For me, the planning has evolved from retiring to retiring on purpose. We’re living longer, and we want to stay relevant. If you’re 5 to 10 years out from retiring, finding a reason to get up in the morning will be as important as the financial planning. Think about it: What if every day was a Saturday? Sure, the first several might seem blissful with days spent on the golf course or shopping at Target, but after a while, you’d probably get bored. Carlos Santana, the famous guitarist said, “The only thing that has ever made me feel old is those few times where I allow myself to be predictable. Routine is death.”
Besides keeping you alive (That’s true. Oregon State University found that people who continue to work past 65 have an 11% lower chance of death from all causes), the benefits of working into an older age are numerous. Of course, there are the financial benefits. The more years you work, the less money you’ll need take out of your retirement accounts. And you can delay taking your Social Security. For each year you delay between the ages of 62 and 70, your benefits grow by 8% annually.

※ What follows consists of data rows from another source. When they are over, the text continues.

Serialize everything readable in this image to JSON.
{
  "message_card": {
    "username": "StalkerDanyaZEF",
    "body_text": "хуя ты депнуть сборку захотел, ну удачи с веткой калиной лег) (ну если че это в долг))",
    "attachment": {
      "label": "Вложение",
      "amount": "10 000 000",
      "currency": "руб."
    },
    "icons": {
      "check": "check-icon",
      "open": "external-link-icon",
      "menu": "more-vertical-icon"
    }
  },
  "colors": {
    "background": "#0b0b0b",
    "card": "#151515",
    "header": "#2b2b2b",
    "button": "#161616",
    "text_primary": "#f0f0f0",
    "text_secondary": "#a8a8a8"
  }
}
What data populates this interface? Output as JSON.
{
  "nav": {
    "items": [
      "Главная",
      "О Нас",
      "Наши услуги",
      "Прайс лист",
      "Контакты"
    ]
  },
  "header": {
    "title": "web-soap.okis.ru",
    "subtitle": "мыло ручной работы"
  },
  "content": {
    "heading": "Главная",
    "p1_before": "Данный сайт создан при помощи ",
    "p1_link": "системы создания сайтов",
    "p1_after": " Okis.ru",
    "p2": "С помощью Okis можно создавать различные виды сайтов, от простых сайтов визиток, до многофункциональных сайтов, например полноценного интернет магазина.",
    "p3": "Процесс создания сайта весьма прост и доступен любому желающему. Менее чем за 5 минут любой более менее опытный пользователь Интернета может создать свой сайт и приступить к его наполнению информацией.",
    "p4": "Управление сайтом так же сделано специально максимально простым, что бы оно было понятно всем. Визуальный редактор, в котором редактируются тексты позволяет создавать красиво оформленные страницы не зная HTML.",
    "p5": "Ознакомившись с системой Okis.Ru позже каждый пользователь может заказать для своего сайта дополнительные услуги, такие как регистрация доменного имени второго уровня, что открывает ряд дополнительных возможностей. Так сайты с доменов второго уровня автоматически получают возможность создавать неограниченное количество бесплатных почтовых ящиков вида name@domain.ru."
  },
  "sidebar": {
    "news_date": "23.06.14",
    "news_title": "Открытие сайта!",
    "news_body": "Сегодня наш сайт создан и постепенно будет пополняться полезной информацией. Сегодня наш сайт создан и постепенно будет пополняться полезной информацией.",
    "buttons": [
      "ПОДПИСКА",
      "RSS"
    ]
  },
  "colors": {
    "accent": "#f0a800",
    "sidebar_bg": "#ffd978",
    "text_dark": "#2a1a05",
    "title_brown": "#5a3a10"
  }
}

The mental benefits are just as important. Working longer keeps your mind sharp. Like the saying goes, “Use it or lose it.” It also keeps you connected to other people, decreasing the chance of isolation. Moreover, and perhaps most important, working can give you a purpose, a sense of identity, a reason for getting up in the morning.
If you still need a little inspiration or motivation to retire on purpose, just look to some of these stars in their 70s: Helen Mirren, Robert DeNiro, Betty White, Morgan Freeman, Dick Van Dyke, Al Pacino, Mick Jagger. Like Mick said, “How Can I Stop?”